A number of human neurodegenerative diseases are caused by genetically encoded expansions of polyglutamine tracts in the disease-causing proteins. These mutant proteins form intraneuronal aggregates that may arise from aberrant stabilization of the proteins, but the mechanism by which this occurs and how the stabilization is linked to neuronal death remain unclear.
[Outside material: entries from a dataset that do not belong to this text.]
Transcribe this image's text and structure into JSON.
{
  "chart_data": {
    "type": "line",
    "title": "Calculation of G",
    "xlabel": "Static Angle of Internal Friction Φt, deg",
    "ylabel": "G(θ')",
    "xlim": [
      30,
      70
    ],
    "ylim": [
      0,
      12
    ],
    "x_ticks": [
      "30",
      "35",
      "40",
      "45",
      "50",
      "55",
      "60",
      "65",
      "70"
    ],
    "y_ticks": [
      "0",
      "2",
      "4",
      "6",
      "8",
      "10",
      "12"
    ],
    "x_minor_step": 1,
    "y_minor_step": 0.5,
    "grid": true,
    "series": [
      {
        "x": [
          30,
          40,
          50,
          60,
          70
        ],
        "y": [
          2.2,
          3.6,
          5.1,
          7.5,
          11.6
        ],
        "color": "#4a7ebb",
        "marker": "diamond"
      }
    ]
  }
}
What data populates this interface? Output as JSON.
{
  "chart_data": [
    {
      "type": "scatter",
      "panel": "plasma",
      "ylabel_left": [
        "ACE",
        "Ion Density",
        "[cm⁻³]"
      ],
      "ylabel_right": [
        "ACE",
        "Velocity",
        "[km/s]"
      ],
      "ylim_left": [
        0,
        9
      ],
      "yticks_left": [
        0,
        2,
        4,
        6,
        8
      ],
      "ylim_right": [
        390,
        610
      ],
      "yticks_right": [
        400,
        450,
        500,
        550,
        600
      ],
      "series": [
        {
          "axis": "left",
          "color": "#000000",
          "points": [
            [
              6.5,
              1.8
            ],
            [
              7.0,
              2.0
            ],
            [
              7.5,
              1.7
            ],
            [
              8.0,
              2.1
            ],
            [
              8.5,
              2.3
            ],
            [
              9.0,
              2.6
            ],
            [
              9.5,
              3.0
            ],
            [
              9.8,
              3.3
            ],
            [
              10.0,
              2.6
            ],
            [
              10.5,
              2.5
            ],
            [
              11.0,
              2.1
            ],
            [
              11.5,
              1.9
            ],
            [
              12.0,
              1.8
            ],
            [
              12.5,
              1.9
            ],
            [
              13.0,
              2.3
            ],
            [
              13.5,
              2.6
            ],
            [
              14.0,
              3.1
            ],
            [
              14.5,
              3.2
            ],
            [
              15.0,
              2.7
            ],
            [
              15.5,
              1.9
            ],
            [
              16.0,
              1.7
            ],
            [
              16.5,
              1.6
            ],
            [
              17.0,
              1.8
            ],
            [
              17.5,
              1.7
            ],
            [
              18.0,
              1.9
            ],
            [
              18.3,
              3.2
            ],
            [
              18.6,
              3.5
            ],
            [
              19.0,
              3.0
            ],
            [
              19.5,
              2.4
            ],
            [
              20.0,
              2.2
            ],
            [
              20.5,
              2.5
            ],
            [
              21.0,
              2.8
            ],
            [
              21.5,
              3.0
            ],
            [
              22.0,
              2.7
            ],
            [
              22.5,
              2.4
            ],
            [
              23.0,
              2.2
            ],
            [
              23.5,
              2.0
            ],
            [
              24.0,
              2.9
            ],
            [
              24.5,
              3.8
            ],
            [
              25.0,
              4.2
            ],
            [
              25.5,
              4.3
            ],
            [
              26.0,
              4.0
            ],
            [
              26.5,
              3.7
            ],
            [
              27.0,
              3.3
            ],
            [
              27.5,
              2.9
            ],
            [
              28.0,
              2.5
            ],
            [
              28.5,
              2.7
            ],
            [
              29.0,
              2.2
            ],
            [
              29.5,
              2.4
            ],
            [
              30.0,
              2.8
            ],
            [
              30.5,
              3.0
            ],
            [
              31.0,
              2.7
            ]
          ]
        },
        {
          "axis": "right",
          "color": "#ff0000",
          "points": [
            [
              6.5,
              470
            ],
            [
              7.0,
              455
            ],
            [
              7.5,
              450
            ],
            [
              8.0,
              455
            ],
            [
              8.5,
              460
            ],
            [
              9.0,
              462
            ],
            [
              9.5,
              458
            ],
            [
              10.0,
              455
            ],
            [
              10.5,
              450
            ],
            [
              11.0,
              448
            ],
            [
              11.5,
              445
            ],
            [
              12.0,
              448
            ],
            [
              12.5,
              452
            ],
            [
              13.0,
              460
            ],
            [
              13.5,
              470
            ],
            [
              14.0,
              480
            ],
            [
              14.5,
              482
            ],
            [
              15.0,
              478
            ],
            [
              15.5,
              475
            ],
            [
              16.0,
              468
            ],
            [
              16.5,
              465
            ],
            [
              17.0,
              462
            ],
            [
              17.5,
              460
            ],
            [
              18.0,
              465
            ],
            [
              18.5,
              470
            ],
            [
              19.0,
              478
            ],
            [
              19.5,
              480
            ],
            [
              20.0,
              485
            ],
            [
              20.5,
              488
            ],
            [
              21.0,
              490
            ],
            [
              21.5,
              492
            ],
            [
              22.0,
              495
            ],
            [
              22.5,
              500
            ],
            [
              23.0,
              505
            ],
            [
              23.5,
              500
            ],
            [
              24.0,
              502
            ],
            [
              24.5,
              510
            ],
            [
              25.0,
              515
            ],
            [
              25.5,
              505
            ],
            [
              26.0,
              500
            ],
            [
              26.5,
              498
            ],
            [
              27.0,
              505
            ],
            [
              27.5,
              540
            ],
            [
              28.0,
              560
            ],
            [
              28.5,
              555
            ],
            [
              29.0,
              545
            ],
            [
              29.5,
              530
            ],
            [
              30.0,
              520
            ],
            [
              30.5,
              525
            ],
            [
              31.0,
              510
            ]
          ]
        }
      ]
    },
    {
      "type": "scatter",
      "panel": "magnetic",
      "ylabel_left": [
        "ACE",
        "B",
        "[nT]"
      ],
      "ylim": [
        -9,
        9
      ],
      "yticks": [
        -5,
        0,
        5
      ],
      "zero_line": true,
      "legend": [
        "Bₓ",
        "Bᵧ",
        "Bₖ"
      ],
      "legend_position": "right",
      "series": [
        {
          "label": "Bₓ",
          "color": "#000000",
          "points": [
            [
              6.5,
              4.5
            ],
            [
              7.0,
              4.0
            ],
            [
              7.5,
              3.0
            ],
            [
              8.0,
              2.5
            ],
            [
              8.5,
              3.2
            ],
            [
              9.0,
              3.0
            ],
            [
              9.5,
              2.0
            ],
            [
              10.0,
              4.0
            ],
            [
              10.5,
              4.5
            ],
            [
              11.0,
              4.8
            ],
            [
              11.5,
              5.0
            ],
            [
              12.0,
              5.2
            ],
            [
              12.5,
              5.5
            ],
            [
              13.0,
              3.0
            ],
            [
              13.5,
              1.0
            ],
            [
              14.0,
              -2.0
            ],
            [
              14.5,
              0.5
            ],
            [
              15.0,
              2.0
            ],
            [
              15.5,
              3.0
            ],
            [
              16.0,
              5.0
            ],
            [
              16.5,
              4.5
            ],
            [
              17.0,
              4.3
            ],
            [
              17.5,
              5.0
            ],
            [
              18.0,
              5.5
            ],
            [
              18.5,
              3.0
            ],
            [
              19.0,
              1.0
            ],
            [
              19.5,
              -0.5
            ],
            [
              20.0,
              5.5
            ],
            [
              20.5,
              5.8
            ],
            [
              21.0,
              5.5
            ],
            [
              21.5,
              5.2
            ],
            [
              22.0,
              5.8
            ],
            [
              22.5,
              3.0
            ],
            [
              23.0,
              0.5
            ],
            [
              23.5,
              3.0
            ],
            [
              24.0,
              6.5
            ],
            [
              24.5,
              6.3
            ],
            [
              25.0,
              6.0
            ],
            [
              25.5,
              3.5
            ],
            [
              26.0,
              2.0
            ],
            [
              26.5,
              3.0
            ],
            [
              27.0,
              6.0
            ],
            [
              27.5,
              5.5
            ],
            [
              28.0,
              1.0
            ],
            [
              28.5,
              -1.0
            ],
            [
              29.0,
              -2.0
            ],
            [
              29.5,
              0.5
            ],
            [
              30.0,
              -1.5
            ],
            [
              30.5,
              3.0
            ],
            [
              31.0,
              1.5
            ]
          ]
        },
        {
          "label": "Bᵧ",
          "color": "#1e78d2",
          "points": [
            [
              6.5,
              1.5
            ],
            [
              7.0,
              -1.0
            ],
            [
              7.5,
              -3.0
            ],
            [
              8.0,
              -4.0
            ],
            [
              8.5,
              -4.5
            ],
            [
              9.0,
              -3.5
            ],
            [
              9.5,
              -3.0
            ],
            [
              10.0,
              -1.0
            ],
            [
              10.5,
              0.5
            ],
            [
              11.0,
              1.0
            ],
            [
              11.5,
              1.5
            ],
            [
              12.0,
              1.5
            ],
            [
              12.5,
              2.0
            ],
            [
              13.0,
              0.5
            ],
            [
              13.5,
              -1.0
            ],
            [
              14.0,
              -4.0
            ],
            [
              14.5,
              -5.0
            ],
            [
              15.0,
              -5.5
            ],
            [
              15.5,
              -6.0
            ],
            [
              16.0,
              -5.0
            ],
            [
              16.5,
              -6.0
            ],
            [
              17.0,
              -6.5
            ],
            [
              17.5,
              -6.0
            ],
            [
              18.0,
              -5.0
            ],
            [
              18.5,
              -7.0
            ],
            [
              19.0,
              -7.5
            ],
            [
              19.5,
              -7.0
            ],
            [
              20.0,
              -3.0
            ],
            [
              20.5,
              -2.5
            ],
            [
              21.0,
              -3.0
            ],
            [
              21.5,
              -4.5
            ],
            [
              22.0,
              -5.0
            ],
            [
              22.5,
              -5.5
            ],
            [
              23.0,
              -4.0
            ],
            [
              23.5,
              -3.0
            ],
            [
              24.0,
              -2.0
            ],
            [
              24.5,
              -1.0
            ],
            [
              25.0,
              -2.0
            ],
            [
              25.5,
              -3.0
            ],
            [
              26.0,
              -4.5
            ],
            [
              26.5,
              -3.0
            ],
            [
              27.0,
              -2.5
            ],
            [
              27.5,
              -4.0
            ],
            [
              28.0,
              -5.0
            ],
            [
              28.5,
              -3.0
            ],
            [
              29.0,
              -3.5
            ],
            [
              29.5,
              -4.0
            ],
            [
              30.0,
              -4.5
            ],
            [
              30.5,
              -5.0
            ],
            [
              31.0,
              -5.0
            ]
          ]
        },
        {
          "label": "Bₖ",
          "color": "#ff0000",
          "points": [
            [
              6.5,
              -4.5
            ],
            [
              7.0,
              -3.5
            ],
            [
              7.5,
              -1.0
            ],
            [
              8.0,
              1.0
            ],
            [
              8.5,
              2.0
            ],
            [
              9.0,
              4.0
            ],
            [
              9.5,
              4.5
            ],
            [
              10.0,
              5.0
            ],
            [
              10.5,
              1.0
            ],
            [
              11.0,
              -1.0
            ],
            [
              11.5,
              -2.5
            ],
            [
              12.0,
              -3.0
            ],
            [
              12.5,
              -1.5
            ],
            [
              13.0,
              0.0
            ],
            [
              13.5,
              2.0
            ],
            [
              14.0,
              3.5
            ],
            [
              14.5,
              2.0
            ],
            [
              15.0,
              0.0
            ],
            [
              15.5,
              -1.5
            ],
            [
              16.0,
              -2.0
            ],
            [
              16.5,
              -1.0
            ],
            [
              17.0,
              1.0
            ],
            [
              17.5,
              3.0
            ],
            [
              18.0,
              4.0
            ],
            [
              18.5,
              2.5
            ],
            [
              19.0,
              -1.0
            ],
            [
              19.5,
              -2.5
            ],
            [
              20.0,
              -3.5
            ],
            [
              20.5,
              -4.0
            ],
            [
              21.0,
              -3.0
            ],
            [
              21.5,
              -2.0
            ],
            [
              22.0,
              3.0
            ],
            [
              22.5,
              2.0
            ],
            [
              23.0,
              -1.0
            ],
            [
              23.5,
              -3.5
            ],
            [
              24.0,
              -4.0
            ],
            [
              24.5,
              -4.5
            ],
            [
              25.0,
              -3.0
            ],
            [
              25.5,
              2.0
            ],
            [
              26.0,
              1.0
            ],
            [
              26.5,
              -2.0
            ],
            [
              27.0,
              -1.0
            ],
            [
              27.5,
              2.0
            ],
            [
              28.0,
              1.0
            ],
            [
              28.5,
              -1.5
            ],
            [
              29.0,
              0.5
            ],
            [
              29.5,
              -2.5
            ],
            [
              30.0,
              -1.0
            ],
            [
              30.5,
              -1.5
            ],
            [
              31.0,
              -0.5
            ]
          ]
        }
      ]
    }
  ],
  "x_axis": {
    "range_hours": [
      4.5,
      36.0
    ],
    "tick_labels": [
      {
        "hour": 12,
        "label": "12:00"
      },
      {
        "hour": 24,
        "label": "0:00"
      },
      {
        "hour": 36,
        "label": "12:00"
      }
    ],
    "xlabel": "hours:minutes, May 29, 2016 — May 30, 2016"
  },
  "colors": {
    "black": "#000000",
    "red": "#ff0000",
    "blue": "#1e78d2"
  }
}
Studying spinocerebellar ataxia type 1 (SCA1), an inherited neurodegenerative disease caused by polyglutamine expansion in ataxin-1, Chen et al. found that ataxin-1 interacts with and is stabilized by 14-3-3 proteins, a family of phosphopeptide-binding proteins previously shown to regulate many forms of cellular signaling. The binding of 14-3-3 promoted the accumulation of ataxin-1 in neurons and required phosphorylation of ataxin-1 at serine-776 by Akt, a protein kinase implicated in neuronal survival pathways. Both 14-3-3 and Akt modified ataxin-1 neurotoxicity in a fly model of SCA1. That serine-776 plays a critical role in the pathogenesis of SCA1 was also documented by Emamian et al. in a related mouse study. Further dissection of these molecular interactions may help identify drug targets for these devastating disorders.—PAK

Cell 113, 457 (2003); Neuron 38, 375 (2003).